I got annoyed with them today because they were basically going to come over and wake me up to get their computer desk. I let them take it simply because it had been in my spare bedroom for a couple of years and I had nobody to help me get it out to the trash but it just makes me mad how they don't have enough respect to wait for me to wake up, instead they just head over and obviously planned to wake me up to get it. Annoying. Oh well. It's just another reminder as to why I stay away from them.

My brother came over with them to help them move it and I asked him about seeing his kid and it's basically a dead end. It all boils down to having to deal with his girlfriend and having to just forget about how mean she's been to me and having to just deal with her shit to see her. I'm not willing to do that. It's sad to say, but my niece isn't worth it. I used to think she was but I just can't handle being around her everyday until her Mom decides she hates me and then I'm not allowed to be around. According to them, it's me that just decides out of nowhere to stop coming over but in reality, it's her that tells me to stay away from their house. Of course she takes no responsibility for the fact that she's the reason why I stay away. I honestly don't care anymore and I'm done talking about it. There comes a time when you just have to say 'oh well' because you can't change a situation and you have to just let it be.
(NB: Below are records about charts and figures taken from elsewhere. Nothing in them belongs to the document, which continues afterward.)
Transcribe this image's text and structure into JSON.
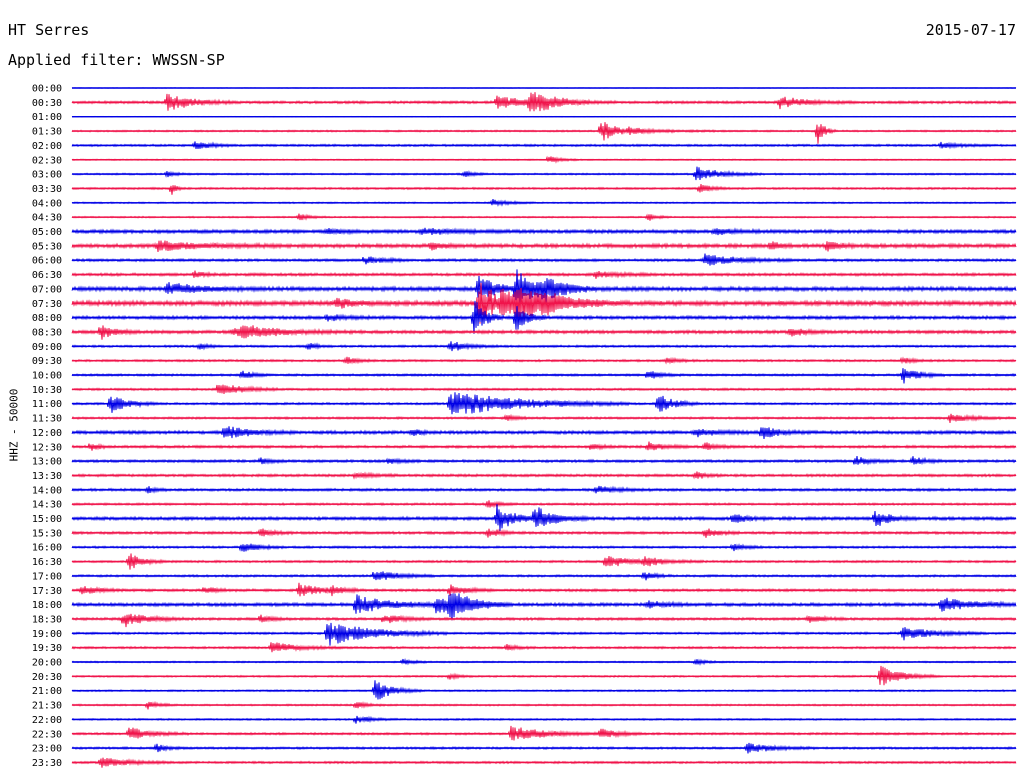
{
  "header": {
    "station": "HT Serres",
    "date": "2015-07-17",
    "filter": "Applied filter: WWSSN-SP"
  },
  "colors": {
    "odd": "#0000e6",
    "even": "#f0144b"
  },
  "chart_data": {
    "type": "line",
    "title": "",
    "ylabel": "HHZ - 50000",
    "xlabel": "",
    "rows": [
      "00:00",
      "00:30",
      "01:00",
      "01:30",
      "02:00",
      "02:30",
      "03:00",
      "03:30",
      "04:00",
      "04:30",
      "05:00",
      "05:30",
      "06:00",
      "06:30",
      "07:00",
      "07:30",
      "08:00",
      "08:30",
      "09:00",
      "09:30",
      "10:00",
      "10:30",
      "11:00",
      "11:30",
      "12:00",
      "12:30",
      "13:00",
      "13:30",
      "14:00",
      "14:30",
      "15:00",
      "15:30",
      "16:00",
      "16:30",
      "17:00",
      "17:30",
      "18:00",
      "18:30",
      "19:00",
      "19:30",
      "20:00",
      "20:30",
      "21:00",
      "21:30",
      "22:00",
      "22:30",
      "23:00",
      "23:30"
    ],
    "noise": [
      0.3,
      1.2,
      0.3,
      0.8,
      1.0,
      0.6,
      0.8,
      0.9,
      0.7,
      0.7,
      1.6,
      1.8,
      1.2,
      1.3,
      1.9,
      2.2,
      1.5,
      1.5,
      1.0,
      1.0,
      1.0,
      1.0,
      1.0,
      1.0,
      1.5,
      1.2,
      1.2,
      1.2,
      1.2,
      1.0,
      1.5,
      1.2,
      1.0,
      1.0,
      1.0,
      1.2,
      1.5,
      1.2,
      1.0,
      1.0,
      0.7,
      0.8,
      0.8,
      0.8,
      0.8,
      1.0,
      1.0,
      1.0
    ],
    "events": [
      [],
      [
        [
          0.1,
          9,
          24
        ],
        [
          0.45,
          6,
          40
        ],
        [
          0.485,
          13,
          20
        ],
        [
          0.75,
          6,
          24
        ]
      ],
      [],
      [
        [
          0.56,
          12,
          14
        ],
        [
          0.59,
          3,
          30
        ],
        [
          0.79,
          14,
          6
        ]
      ],
      [
        [
          0.13,
          5,
          14
        ],
        [
          0.92,
          3,
          16
        ]
      ],
      [
        [
          0.505,
          4,
          10
        ]
      ],
      [
        [
          0.1,
          3,
          8
        ],
        [
          0.415,
          3,
          10
        ],
        [
          0.66,
          8,
          22
        ]
      ],
      [
        [
          0.105,
          7,
          4
        ],
        [
          0.665,
          5,
          10
        ]
      ],
      [
        [
          0.445,
          4,
          14
        ]
      ],
      [
        [
          0.24,
          4,
          10
        ],
        [
          0.61,
          4,
          8
        ]
      ],
      [
        [
          0.27,
          3,
          16
        ],
        [
          0.37,
          3,
          30
        ],
        [
          0.68,
          3,
          20
        ]
      ],
      [
        [
          0.09,
          5,
          40
        ],
        [
          0.38,
          4,
          10
        ],
        [
          0.74,
          5,
          8
        ],
        [
          0.8,
          7,
          10
        ]
      ],
      [
        [
          0.31,
          4,
          16
        ],
        [
          0.67,
          6,
          30
        ]
      ],
      [
        [
          0.13,
          4,
          8
        ],
        [
          0.555,
          4,
          20
        ]
      ],
      [
        [
          0.1,
          6,
          30
        ],
        [
          0.43,
          14,
          16
        ],
        [
          0.47,
          20,
          24
        ],
        [
          0.5,
          8,
          20
        ]
      ],
      [
        [
          0.28,
          6,
          14
        ],
        [
          0.43,
          26,
          18
        ],
        [
          0.455,
          10,
          40
        ],
        [
          0.47,
          12,
          30
        ],
        [
          0.5,
          6,
          20
        ]
      ],
      [
        [
          0.27,
          3,
          20
        ],
        [
          0.425,
          22,
          10
        ],
        [
          0.47,
          16,
          10
        ]
      ],
      [
        [
          0.03,
          8,
          12
        ],
        [
          0.17,
          4,
          24
        ],
        [
          0.18,
          5,
          40
        ],
        [
          0.76,
          5,
          12
        ]
      ],
      [
        [
          0.135,
          3,
          8
        ],
        [
          0.25,
          4,
          8
        ],
        [
          0.4,
          6,
          16
        ]
      ],
      [
        [
          0.29,
          4,
          10
        ],
        [
          0.63,
          3,
          10
        ],
        [
          0.88,
          3,
          10
        ]
      ],
      [
        [
          0.18,
          5,
          10
        ],
        [
          0.61,
          5,
          12
        ],
        [
          0.88,
          9,
          14
        ]
      ],
      [
        [
          0.155,
          8,
          20
        ]
      ],
      [
        [
          0.04,
          10,
          16
        ],
        [
          0.4,
          14,
          60
        ],
        [
          0.62,
          12,
          14
        ]
      ],
      [
        [
          0.46,
          3,
          10
        ],
        [
          0.93,
          4,
          20
        ]
      ],
      [
        [
          0.16,
          7,
          24
        ],
        [
          0.36,
          4,
          8
        ],
        [
          0.66,
          4,
          20
        ],
        [
          0.73,
          8,
          14
        ]
      ],
      [
        [
          0.02,
          4,
          8
        ],
        [
          0.55,
          4,
          10
        ],
        [
          0.61,
          5,
          14
        ],
        [
          0.67,
          4,
          12
        ]
      ],
      [
        [
          0.2,
          3,
          10
        ],
        [
          0.335,
          3,
          10
        ],
        [
          0.83,
          5,
          12
        ],
        [
          0.89,
          4,
          14
        ]
      ],
      [
        [
          0.3,
          3,
          16
        ],
        [
          0.66,
          4,
          10
        ]
      ],
      [
        [
          0.08,
          3,
          8
        ],
        [
          0.555,
          4,
          20
        ]
      ],
      [
        [
          0.44,
          4,
          10
        ]
      ],
      [
        [
          0.45,
          14,
          16
        ],
        [
          0.49,
          12,
          18
        ],
        [
          0.7,
          5,
          12
        ],
        [
          0.85,
          9,
          14
        ]
      ],
      [
        [
          0.2,
          4,
          12
        ],
        [
          0.44,
          6,
          10
        ],
        [
          0.67,
          5,
          12
        ]
      ],
      [
        [
          0.18,
          6,
          14
        ],
        [
          0.7,
          4,
          10
        ]
      ],
      [
        [
          0.06,
          9,
          12
        ],
        [
          0.565,
          7,
          20
        ],
        [
          0.605,
          5,
          20
        ]
      ],
      [
        [
          0.32,
          7,
          20
        ],
        [
          0.605,
          5,
          10
        ]
      ],
      [
        [
          0.01,
          5,
          14
        ],
        [
          0.14,
          4,
          12
        ],
        [
          0.24,
          7,
          20
        ],
        [
          0.275,
          4,
          12
        ],
        [
          0.4,
          6,
          14
        ]
      ],
      [
        [
          0.3,
          10,
          30
        ],
        [
          0.385,
          10,
          24
        ],
        [
          0.4,
          12,
          20
        ],
        [
          0.61,
          4,
          16
        ],
        [
          0.92,
          7,
          30
        ]
      ],
      [
        [
          0.055,
          8,
          20
        ],
        [
          0.2,
          4,
          10
        ],
        [
          0.33,
          5,
          16
        ],
        [
          0.78,
          5,
          12
        ]
      ],
      [
        [
          0.27,
          13,
          40
        ],
        [
          0.88,
          7,
          28
        ]
      ],
      [
        [
          0.21,
          6,
          24
        ],
        [
          0.46,
          3,
          10
        ]
      ],
      [
        [
          0.35,
          3,
          10
        ],
        [
          0.66,
          3,
          10
        ]
      ],
      [
        [
          0.4,
          3,
          8
        ],
        [
          0.855,
          11,
          20
        ]
      ],
      [
        [
          0.32,
          12,
          16
        ]
      ],
      [
        [
          0.08,
          4,
          10
        ],
        [
          0.3,
          4,
          10
        ]
      ],
      [
        [
          0.3,
          4,
          14
        ]
      ],
      [
        [
          0.06,
          7,
          20
        ],
        [
          0.465,
          8,
          30
        ],
        [
          0.56,
          6,
          14
        ]
      ],
      [
        [
          0.09,
          4,
          10
        ],
        [
          0.715,
          5,
          24
        ]
      ],
      [
        [
          0.03,
          6,
          24
        ]
      ]
    ]
  }
}
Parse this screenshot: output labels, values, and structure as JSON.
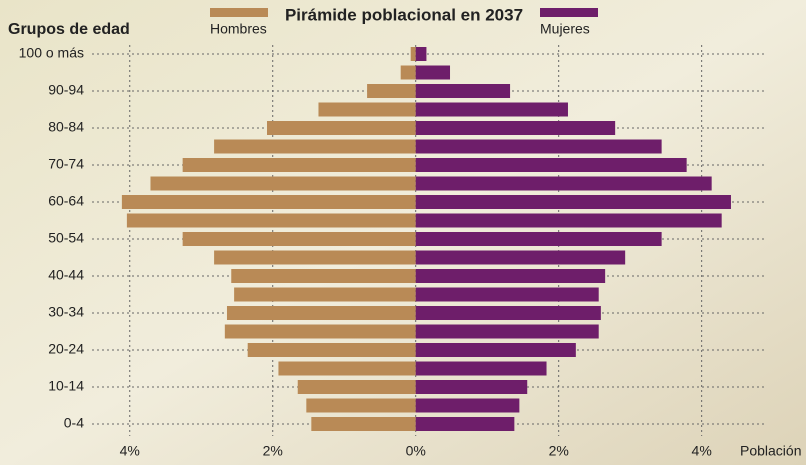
{
  "chart_data": {
    "type": "pyramid",
    "title": "Pirámide poblacional en 2037",
    "y_axis_label": "Grupos de edad",
    "x_axis_label": "Población",
    "categories": [
      "0-4",
      null,
      "10-14",
      null,
      "20-24",
      null,
      "30-34",
      null,
      "40-44",
      null,
      "50-54",
      null,
      "60-64",
      null,
      "70-74",
      null,
      "80-84",
      null,
      "90-94",
      null,
      "100 o más"
    ],
    "series": [
      {
        "name": "Hombres",
        "color": "#b98a56",
        "values": [
          1.46,
          1.53,
          1.65,
          1.92,
          2.35,
          2.67,
          2.64,
          2.54,
          2.58,
          2.82,
          3.26,
          4.04,
          4.11,
          3.71,
          3.26,
          2.82,
          2.08,
          1.36,
          0.68,
          0.21,
          0.07
        ]
      },
      {
        "name": "Mujeres",
        "color": "#6e1e6a",
        "values": [
          1.38,
          1.45,
          1.56,
          1.83,
          2.24,
          2.56,
          2.59,
          2.56,
          2.65,
          2.93,
          3.44,
          4.28,
          4.41,
          4.14,
          3.79,
          3.44,
          2.79,
          2.13,
          1.32,
          0.48,
          0.15
        ]
      }
    ],
    "xlim": [
      -4.5,
      4.9
    ],
    "xticks": [
      {
        "value": -4,
        "label": "4%"
      },
      {
        "value": -2,
        "label": "2%"
      },
      {
        "value": 0,
        "label": "0%"
      },
      {
        "value": 2,
        "label": "2%"
      },
      {
        "value": 4,
        "label": "4%"
      }
    ],
    "grid": true
  }
}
I have to work here in like 3 hours and then I'm going out with my co-workers. I would rather not because I'm tired but I never get to have fun so I think it's well over due. I am still massively tired but it's going to get better with not having to go to school 5 days a week and being able to sleep in everyday and not work until 4pm everyday.

My new bed came and I'm kinda upset that it's a queen which means I have to buy all new bedding. I really like it though. I'm thinking of giving my old bed to my little brother and just using my new one. I'm going to sleep on my new bed tonight and see how I like it.

I'm going to work here soon and then going out with my homies from work. I would rather not go and I'm actually going to try and get out of it. I'm just tired still and want to just come home and watch tv.